The social media lynch mob, always at the ready to judge and bully, erupted in anger over what it perceived to be the mother’s negligence. Comedian Ricky Gervais, who has no children himself because they’re “a hassle” and jokes that irresponsible parents should be sterilized, tweeted that some gorillas make better parents than some humans. Comedian DL Hughley and others actually suggested that criminal charges be brought against her. A petition called – ludicrously – “Justice for Harambe” which urges that the child’s “home environment” be investigated has garnered nearly 360,000 signatures so far. Ostensibly concerned about the safety of the child, the petitioners are in fact pushing for the parents to be harassed by Child Protective Services. This isn’t justice; it’s vindictiveness.
Others blamed the zoo for insufficiently securing the habitat against such accidents and for shooting Harambe rather than tranquilizing him or, as the chairman of The Gorilla Organization suggested, “negotiating” with him using bananas (the zoo ruled out tranquilizer darts because they would not have taken immediate effect and would only have further provoked an already spooked animal).
I can remember a time when zoos were little more than cages; these days most zoo animals are better off pampered in habitats than scraping for survival in the wild. Yet, PETA and many others are up in arms over the very notion of zoo captivity:
Others simply blame humanity itself:
Aside from the ugly controversy over who is at fault, the broader issue here is what this hysteria over the tragic but necessary killing of a potentially lethal animal to save a child says about us.

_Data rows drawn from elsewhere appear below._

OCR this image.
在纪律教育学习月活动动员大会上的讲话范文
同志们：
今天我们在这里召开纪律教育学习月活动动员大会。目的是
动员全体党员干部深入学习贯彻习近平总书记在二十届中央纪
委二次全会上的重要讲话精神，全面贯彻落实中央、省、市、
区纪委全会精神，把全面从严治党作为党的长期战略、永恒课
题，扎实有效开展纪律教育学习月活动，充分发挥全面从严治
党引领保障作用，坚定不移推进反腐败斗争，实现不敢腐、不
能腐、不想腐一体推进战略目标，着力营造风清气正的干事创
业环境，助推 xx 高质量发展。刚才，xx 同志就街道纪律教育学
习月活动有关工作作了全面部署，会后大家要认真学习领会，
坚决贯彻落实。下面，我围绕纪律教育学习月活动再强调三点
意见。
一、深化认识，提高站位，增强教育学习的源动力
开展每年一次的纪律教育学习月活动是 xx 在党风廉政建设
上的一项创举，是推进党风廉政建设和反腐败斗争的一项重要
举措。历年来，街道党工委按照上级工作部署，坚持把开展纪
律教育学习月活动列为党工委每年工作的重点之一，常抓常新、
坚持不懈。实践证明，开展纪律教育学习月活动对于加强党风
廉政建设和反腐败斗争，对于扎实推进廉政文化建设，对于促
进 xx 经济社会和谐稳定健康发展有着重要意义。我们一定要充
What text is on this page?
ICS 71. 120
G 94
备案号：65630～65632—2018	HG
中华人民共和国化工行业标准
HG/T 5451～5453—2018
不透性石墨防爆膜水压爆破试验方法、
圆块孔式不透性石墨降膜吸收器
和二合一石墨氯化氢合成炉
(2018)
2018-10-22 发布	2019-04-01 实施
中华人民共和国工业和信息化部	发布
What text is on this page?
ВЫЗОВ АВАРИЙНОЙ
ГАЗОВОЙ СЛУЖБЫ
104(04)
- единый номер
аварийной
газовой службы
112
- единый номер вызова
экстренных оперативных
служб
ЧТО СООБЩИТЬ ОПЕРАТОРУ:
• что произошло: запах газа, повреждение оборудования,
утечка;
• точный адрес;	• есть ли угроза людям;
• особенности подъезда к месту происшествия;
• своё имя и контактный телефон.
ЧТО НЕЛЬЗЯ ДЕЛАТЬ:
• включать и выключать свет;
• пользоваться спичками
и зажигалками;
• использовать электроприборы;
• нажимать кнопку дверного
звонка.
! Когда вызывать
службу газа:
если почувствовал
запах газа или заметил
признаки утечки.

We in the First World are normally far removed – thankfully –from the brutal reality of the natural world. Most of us rarely if ever even kill our own food, a state of comfort practically unprecedented in history. Decades of cultural influence from the environmental movement and animal preservation groups have made us irrationally sympathetic to and trusting of nature and, for some, even self-loathing as a species. We anthropomorphize animals whose true nature we don’t understand; thus, the kneejerk misperception of many is to believe not only that Harambe posed no threat, but that he was even being protective of the boy. One wonders if such animal apologists would have responded with as much anguish if the boy had died instead of Harambe.
A month ago tigers at a Florida zoo killed their experienced keeper, a 38-year-old woman. It’s unclear exactly what happened, but Dave Salmoni, a host for Animal Planet, said that regardless of the relationship between trainer and tiger, once she entered the big cats’ enclosure, “the tiger would have looked at her like a ball of yarn to play with. Once she started to struggle or moved quickly, that tiger's primal hunter instinct would have then come into play.”
We are so out of touch with our primal instincts that we think of zoo animals, and perhaps even all animals, as docile and lovable, not deadly predators; indeed, we consider ourselves the most dangerous species and the greedy despoilers of an idyllic nature. While there may be a degree of truth to this, it’s dangerously naïve to downplay the ruthlessness of the natural order or to assume that peace and harmony are the norm rather than survival of the fittest. 
Nature is transcendentally beautiful but also unforgiving. It is most accurately represented not by the bear in The Jungle Book, bouncing along with Mowgli to the tune of “Bare Necessities,” but by the bear in The Revenant: merciless and “red in tooth and claw,” as Tennyson put it. To lose our visceral connection to that reality is to dangerously detach ourselves further from nature, and to devalue ourselves as human beings.